I show the above to illustrate that globalization is not one homogeneous theme proceeding ever faster along a single dimension. That was the feeling since circa 1990, exemplified by books like “The World is Flat.”
Globalization has been around since the beginning of human history, when civilizations and nations started coming into contact with each other.
It is that globalization is enabled by technology providing new methods for people to come in contact with each other:
- warm and durable clothing, and methods of their construction, that enabled prehistoric migrations across continents by walking,
- land transportation (horse, train, combustion engine, electric motors),
- shipping and evolving improvements in shipping technologies,
- air travel and technological improvements on the efficiency and costs of that mode,
- currency exchange enabled by communications and information technologies,
- information and news enabled by telephone, internet and wireless,
- data enabled by all manner of digital technologies now.
Globalization is not new. Technology may enable it to happen faster, but that is also not new.

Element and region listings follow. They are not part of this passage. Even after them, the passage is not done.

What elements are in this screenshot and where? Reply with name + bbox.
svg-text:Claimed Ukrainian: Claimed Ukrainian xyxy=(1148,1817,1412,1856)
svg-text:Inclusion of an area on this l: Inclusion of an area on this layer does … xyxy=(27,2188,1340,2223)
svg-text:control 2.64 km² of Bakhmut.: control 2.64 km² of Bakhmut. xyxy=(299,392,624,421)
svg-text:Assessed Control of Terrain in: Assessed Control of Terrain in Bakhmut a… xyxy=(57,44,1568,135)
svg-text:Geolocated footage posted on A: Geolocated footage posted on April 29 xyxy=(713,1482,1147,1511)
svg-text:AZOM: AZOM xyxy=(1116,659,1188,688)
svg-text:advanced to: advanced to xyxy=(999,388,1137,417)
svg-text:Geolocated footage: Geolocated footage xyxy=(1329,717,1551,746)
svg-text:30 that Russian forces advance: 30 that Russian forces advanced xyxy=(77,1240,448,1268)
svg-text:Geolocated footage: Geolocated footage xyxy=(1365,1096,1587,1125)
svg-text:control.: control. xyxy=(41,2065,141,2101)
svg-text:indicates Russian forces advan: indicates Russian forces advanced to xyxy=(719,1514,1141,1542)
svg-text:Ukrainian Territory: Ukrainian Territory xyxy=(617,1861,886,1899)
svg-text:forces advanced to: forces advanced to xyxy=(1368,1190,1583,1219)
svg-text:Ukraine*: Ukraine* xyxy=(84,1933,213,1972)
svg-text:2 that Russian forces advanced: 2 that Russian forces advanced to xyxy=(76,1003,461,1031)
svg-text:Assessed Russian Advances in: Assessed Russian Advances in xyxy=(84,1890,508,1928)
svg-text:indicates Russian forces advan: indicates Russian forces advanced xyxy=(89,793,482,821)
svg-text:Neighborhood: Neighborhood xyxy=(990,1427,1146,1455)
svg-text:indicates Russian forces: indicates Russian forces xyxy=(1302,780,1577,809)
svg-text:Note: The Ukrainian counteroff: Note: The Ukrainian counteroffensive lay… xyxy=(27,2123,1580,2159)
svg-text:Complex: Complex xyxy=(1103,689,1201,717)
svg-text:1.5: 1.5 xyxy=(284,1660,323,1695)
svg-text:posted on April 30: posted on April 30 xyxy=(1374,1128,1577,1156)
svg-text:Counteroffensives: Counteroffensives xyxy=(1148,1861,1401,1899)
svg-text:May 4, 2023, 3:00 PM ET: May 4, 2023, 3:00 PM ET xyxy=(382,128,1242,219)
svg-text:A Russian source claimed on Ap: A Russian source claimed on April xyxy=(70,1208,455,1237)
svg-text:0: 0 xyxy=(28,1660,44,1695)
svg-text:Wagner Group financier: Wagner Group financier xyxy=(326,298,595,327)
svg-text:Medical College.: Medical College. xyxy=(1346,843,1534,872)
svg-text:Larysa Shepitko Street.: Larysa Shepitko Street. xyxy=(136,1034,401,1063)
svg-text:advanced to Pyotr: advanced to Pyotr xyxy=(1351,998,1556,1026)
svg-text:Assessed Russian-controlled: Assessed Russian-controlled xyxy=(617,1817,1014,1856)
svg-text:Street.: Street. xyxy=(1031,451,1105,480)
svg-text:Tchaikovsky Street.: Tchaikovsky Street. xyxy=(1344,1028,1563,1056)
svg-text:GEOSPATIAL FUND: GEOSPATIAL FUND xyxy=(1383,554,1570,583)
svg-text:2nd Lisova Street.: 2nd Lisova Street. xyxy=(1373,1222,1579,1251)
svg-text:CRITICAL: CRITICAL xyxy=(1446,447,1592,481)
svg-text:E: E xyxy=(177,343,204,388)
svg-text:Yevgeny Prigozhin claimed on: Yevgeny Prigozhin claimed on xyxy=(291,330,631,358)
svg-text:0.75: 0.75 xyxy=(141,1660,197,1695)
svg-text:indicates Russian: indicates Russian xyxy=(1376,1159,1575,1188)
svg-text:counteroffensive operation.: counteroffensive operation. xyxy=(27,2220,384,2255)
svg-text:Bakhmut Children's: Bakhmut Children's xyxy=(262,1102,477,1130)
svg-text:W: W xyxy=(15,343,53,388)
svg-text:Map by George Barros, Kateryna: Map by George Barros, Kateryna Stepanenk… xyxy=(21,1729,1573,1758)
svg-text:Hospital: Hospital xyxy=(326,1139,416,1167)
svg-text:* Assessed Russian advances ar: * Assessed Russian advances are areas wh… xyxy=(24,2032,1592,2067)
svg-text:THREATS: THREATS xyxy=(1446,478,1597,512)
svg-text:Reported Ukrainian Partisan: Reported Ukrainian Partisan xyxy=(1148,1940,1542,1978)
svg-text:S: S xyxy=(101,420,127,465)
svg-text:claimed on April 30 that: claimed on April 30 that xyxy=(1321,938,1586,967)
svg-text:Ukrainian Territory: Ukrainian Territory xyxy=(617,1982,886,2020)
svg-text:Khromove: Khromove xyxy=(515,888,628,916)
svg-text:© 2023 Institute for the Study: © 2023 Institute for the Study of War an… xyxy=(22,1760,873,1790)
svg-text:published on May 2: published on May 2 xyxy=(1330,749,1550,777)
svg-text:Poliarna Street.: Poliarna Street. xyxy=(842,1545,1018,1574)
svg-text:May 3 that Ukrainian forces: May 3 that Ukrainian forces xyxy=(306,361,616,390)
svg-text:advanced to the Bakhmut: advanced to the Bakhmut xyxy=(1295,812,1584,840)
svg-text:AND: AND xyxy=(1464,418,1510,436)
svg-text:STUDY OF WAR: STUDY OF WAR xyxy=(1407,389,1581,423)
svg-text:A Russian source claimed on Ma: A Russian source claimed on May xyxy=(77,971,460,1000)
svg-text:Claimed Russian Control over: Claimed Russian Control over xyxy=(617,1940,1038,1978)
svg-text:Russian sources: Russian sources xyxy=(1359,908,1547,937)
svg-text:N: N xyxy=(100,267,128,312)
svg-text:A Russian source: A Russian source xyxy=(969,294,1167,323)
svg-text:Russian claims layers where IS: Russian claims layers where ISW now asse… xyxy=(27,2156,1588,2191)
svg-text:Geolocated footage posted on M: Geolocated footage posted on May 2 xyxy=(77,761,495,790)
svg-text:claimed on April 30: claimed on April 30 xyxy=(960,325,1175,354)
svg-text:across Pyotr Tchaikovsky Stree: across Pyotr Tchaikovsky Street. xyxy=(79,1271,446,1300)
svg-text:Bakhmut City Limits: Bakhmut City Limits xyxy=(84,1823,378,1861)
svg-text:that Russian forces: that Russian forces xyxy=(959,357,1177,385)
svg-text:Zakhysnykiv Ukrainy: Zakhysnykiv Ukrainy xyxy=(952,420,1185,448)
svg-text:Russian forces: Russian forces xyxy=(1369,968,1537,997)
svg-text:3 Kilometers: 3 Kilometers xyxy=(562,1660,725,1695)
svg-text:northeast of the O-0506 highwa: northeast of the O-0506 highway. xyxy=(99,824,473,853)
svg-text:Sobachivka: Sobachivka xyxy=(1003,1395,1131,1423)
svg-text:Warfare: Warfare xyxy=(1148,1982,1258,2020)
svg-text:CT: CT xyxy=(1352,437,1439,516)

This acceleration and growth is causing the environmental sustainability problem noted by Thiel in his answer to his question.
What is new is that technologies have reached a point where they have enabled something that, in the past, could not be moved between nations and civilizations and which, even among tribes within a single nation, could not move nor be amplified: the globalization of cultural values.
This is the phenomenon that is catalyzing social and political conflicts all around the world today.
These are new, big challenges for the social scientist and the political scientist to solve today.
For the physical scientist, the future is not all about AI and machine learning and “tech” in the digital sense. The world is rooted in physical things, and the problems of sustainability and human health and the health of all species involve the science of matter: chemistry, physics, and biology.
The mainstream thinking is that these are problems for central banks and governments. The complexity of the world make these problems too many and too difficult for central banks and governments to solve. They require the engagement of companies and entrepreneurs with new ideas.
We need to think differently to undo economic malaise and environmental devastation and social conflict. Achieving that will unlock new economic growth.